En améliorant les conditions de travail. Quand on a envie et qu’on est content de travailler, on reste. Les personnes qui restent aujourd’hui sont des personnes extrêmement attachées au service public, à la qualité des soins qu’on sait prodiguer. Et c’est ce qu’on défend à travers ce mouvement de grève.
Comment expliquer ces problèmes récurrents à Toulouse en psychiatrie ?
En 2024, il y a eu trois départs de médecins psychiatres.
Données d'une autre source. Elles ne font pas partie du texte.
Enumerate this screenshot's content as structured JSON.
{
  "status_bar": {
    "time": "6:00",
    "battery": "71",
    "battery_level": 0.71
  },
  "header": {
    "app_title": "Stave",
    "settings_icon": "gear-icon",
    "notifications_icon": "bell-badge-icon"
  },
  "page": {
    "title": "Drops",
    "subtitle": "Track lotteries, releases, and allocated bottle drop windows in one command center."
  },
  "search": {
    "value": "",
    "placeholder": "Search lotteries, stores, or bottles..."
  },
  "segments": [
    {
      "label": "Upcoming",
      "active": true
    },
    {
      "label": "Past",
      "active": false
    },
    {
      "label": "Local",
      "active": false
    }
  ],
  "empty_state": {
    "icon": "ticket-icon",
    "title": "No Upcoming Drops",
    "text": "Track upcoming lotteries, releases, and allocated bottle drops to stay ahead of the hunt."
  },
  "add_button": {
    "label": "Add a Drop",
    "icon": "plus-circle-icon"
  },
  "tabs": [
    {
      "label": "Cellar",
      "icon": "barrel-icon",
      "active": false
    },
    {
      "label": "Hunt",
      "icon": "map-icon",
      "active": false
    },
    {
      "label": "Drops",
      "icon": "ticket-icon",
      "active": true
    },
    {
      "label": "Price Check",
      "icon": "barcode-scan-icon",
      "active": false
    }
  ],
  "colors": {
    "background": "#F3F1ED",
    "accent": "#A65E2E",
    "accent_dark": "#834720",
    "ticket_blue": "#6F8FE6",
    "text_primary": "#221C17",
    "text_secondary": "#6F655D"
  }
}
On ne leur a pas donné les moyens de rester.
Vous exercez votre métier en psychiatrie depuis 25 ans, dont 20 ans au CHU. La retraite, ce n’est pas tout de suite ? Ça vous arrive de penser à tout arrêter à cause de ces conditions de travail ?
A un moment donné, je me suis posé la question et avant de partir, je me suis dit que j’allais pousser la porte d’un syndicat pour voir comment on pouvait discuter de ça. Et en fait, en poussant la porte du syndicat et en agissant pour favoriser les conditions de mes collègues, ça m’a permis de prendre soin d’eux et je suis restée. C’est ça qui m’a permis de rester.